En una demostración reciente, la empresa de tecnología aeronáutica con sede en Estados Unidos - Kraus Hamdani Aerospace (KHA) se coordinó con PowerLight Technologies Technology Company para probar la plataforma de avión no tripulado K1000ULE combinada con un sistema de transmisión de energía láser.
Esta tecnología permite transmitir casi un kilovatio de energía a un dispositivo volador a una altitud de aproximadamente 5.000 pies (más de 1.500 metros).
Un punto notable es que el sistema aún mantiene una conexión de energía estable incluso cuando el avión cambia de posición o se ve afectado por el medio ambiente. Gracias a esto, el avión no necesita aterrizar para cargar la batería, sino que aún puede mantener la altitud y continuar realizando tareas continuamente.
K1000ULE está diseñado originalmente para misiones de reconocimiento, vigilancia y recopilación de información (ISR), por lo que la capacidad de mantener operaciones a largo plazo brinda una gran ventaja.
En la prueba, el dispositivo puede transmitir datos en tiempo real y garantizar una comunicación continua, lo cual es muy importante en entornos que requieren una vigilancia continua.
Según el Sr. Stefan Kraus, cofundador de KHA, la integración de la tecnología de transmisión de energía de PowerLight ayuda a reducir significativamente la necesidad de aterrizaje, ampliando así el alcance operativo del avión. Esto es especialmente útil en situaciones en las que la interrupción de la misión es inaceptable.
K1000ULE es una línea de aviones no tripulados que utilizan energía solar, capaces de desplegarse rápidamente en solo unos 10 minutos y transportar muchos tipos diferentes de equipos. Gracias a su capacidad de funcionamiento duradero, puede actuar como un "botón de red" en el campo de batalla, apoyando la conexión y la toma de decisiones en tiempo real.
Mientras tanto, el sistema de PowerLight utiliza un transmisor láser de alta potencia combinado con un receptor integrado en el avión.
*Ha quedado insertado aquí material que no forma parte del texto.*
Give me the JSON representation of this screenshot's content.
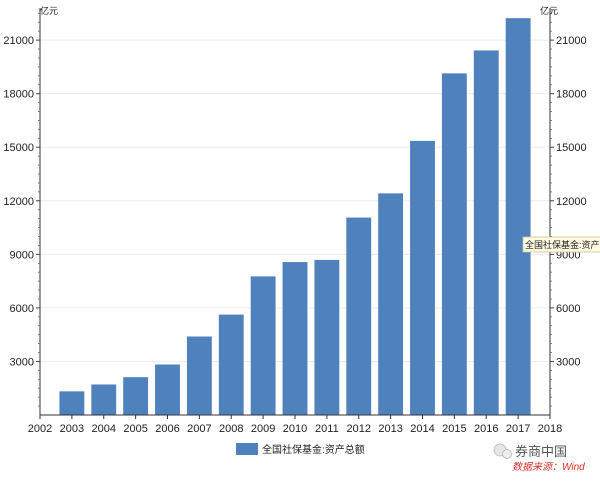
{
  "chart_data": {
    "type": "bar",
    "unit_left": "亿元",
    "unit_right": "亿元",
    "categories": [
      "2003",
      "2004",
      "2005",
      "2006",
      "2007",
      "2008",
      "2009",
      "2010",
      "2011",
      "2012",
      "2013",
      "2014",
      "2015",
      "2016",
      "2017"
    ],
    "series": [
      {
        "name": "全国社保基金:资产总额",
        "color": "#4f81bd",
        "values": [
          1325,
          1711,
          2118,
          2828,
          4397,
          5624,
          7766,
          8567,
          8688,
          11060,
          12416,
          15356,
          19138,
          20423,
          22231
        ]
      }
    ],
    "xlim": [
      2002,
      2018
    ],
    "x_ticks": [
      "2002",
      "2003",
      "2004",
      "2005",
      "2006",
      "2007",
      "2008",
      "2009",
      "2010",
      "2011",
      "2012",
      "2013",
      "2014",
      "2015",
      "2016",
      "2017",
      "2018"
    ],
    "ylim": [
      0,
      22800
    ],
    "y_ticks": [
      3000,
      6000,
      9000,
      12000,
      15000,
      18000,
      21000
    ],
    "legend": "bottom-center",
    "tooltip_label": "全国社保基金:资产总"
  },
  "watermark": {
    "brand": "券商中国",
    "source": "数据来源：Wind"
  }
}
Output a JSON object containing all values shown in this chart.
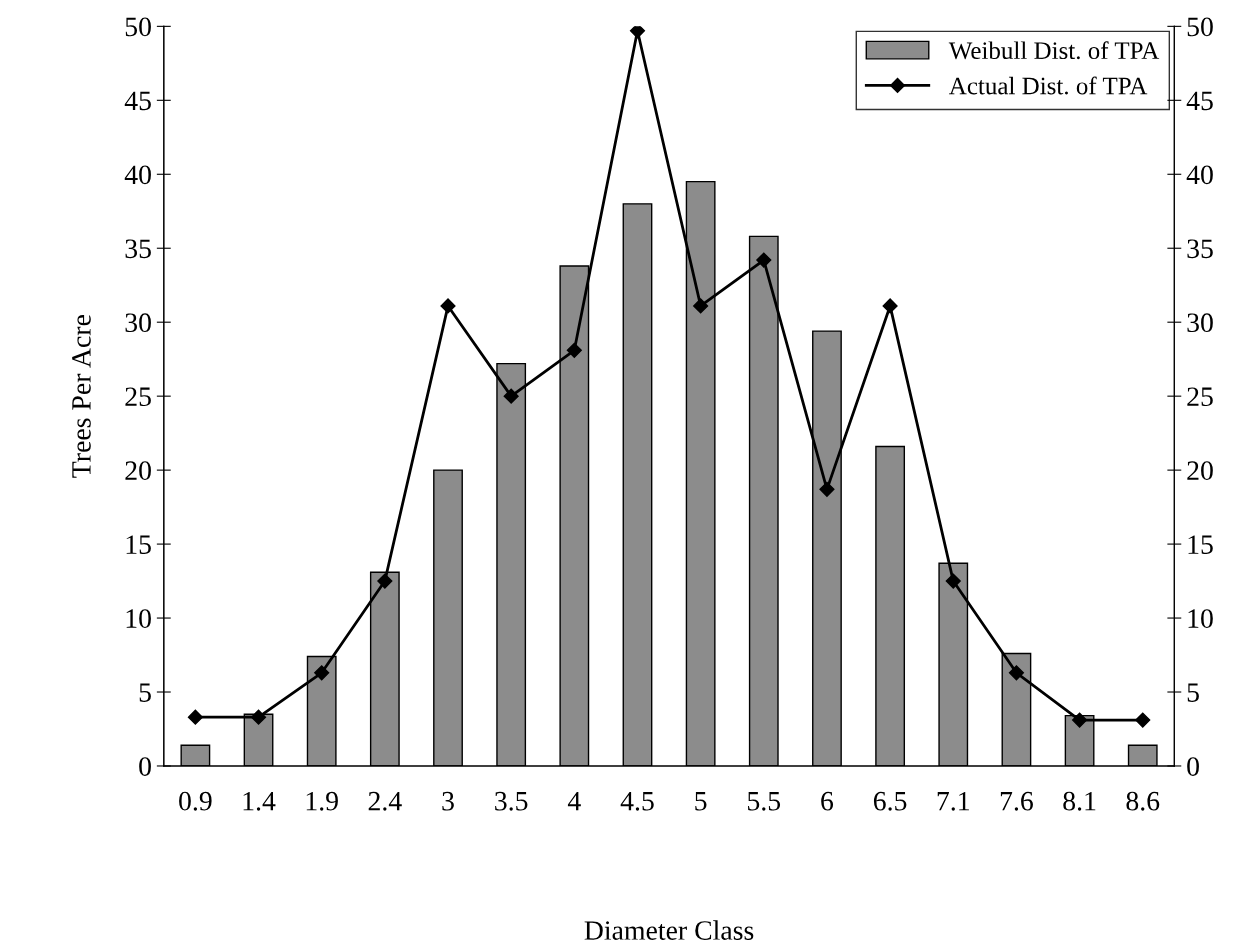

La tecnología de seguimiento óptico de precisión ayuda a mantener un haz de rayos estable, asegurando que la transmisión de energía no se interrumpa durante todo el vuelo.
Según los expertos, la tecnología de transmisión de energía láser no solo trae beneficios en el campo militar, sino que también abre oportunidades para aplicaciones comerciales en el futuro, desde las telecomunicaciones hasta la vigilancia ambiental.
Aunque todavía se necesita más tiempo para completarse y comercializarse, esta prueba muestra el gran potencial de proporcionar energía inalámbrica en el espacio, contribuyendo a dar forma a la generación de aviones no tripulados que pueden operar de forma casi continua.